Karystianis George, Adily Armita, Schofield Peter, Knight Lee, Galdon Clara, Greenberg David, Jorm Louisa, Nenadic Goran, Butler Tony
Kirby Institute, Faculty of Medicine, University of New South Wales, Sydney, Australia.
Neuropsychiatry Service, Hunter New England Health, Newcastle, Australia.
J Med Internet Res. 2018 Sep 13;20(9):e11548. doi: 10.2196/11548.
Vast numbers of domestic violence (DV) incidents are attended by the New South Wales Police Force each year in New South Wales and recorded as both structured quantitative data and unstructured free text in the WebCOPS (Web-based interface for the Computerised Operational Policing System) database regarding the details of the incident, the victim, and person of interest (POI). Although the structured data are used for reporting purposes, the free text remains untapped for DV reporting and surveillance purposes.
In this paper, we explore whether text mining can automatically identify mental health disorders from this unstructured text.
We used a training set of 200 DV recorded events to design a knowledge-driven approach based on lexical patterns in text suggesting mental health disorders for POIs and victims.
The precision returned from an evaluation set of 100 DV events was 97.5% and 87.1% for mental health disorders related to POIs and victims, respectively. After applying our approach to a large-scale corpus of almost a half million DV events, we identified 77,995 events (15.83%) that mentioned mental health disorders, with 76.96% (60,032/77,995) of those linked to POIs versus 16.47% (12,852/77,995) for the victims and 6.55% (5111/77,995) for both.

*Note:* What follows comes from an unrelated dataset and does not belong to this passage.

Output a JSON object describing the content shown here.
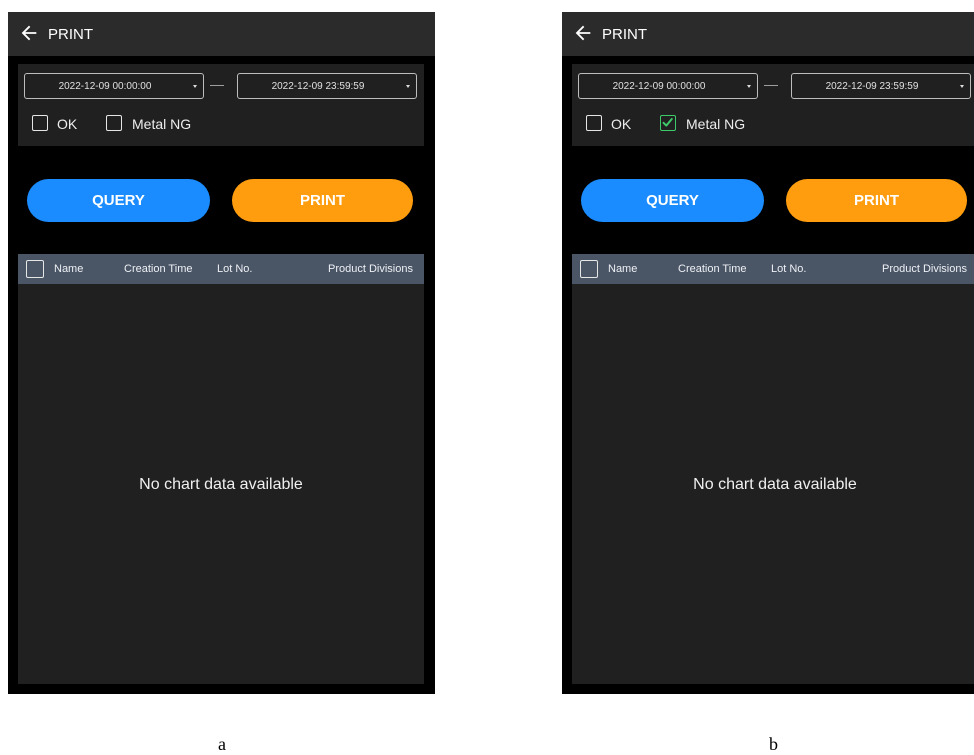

Depression was the most common mental health disorder mentioned in both victims (22.25%, 3269) and POIs (18.70%, 8944), followed by alcohol abuse for POIs (12.19%, 5829) and various anxiety disorders (eg, panic disorder, generalized anxiety disorder) for victims (11.66%, 1714).
The results suggest that text mining can automatically extract targeted information from police-recorded DV events to support further public health research into the nexus between mental health disorders and DV.
新南威尔士州警方每年处理大量家庭暴力(DV)事件,并将事件详情、受害者及相关人员(POI)的信息作为结构化定量数据和非结构化自由文本记录在WebCOPS(计算机化行动警务系统的基于网络的界面)数据库中。虽然结构化数据用于报告目的,但自由文本尚未用于家庭暴力报告和监测目的。
在本文中,我们探讨文本挖掘能否从这些非结构化文本中自动识别心理健康障碍。
我们使用一组200个记录在案的家庭暴力事件训练集,设计了一种基于文本中词汇模式的知识驱动方法,以提示相关人员和受害者存在心理健康障碍。
在一组100个家庭暴力事件的评估集中,与相关人员和受害者心理健康障碍相关的精确率分别为97.5%和87.1%。将我们的方法应用于近50万个家庭暴力事件的大规模语料库后,我们识别出77995个提及心理健康障碍的事件(15.83%),其中76.96%(60032/77995)与相关人员有关,16.47%(12852/77995)与受害者有关,6.55%(5111/77995)与两者都有关。抑郁症是受害者(22.25%,3269例)和相关人员(18.70%,8944例)中提及最多的心理健康障碍,其次是相关人员中的酒精滥用(12.19%,5829例)和受害者中的各种焦虑症(如惊恐障碍、广泛性焦虑症)(11.66%,1714例)。
结果表明,文本挖掘可以从警方记录的家庭暴力事件中自动提取目标信息,以支持进一步开展关于心理健康障碍与家庭暴力之间联系的公共卫生研究。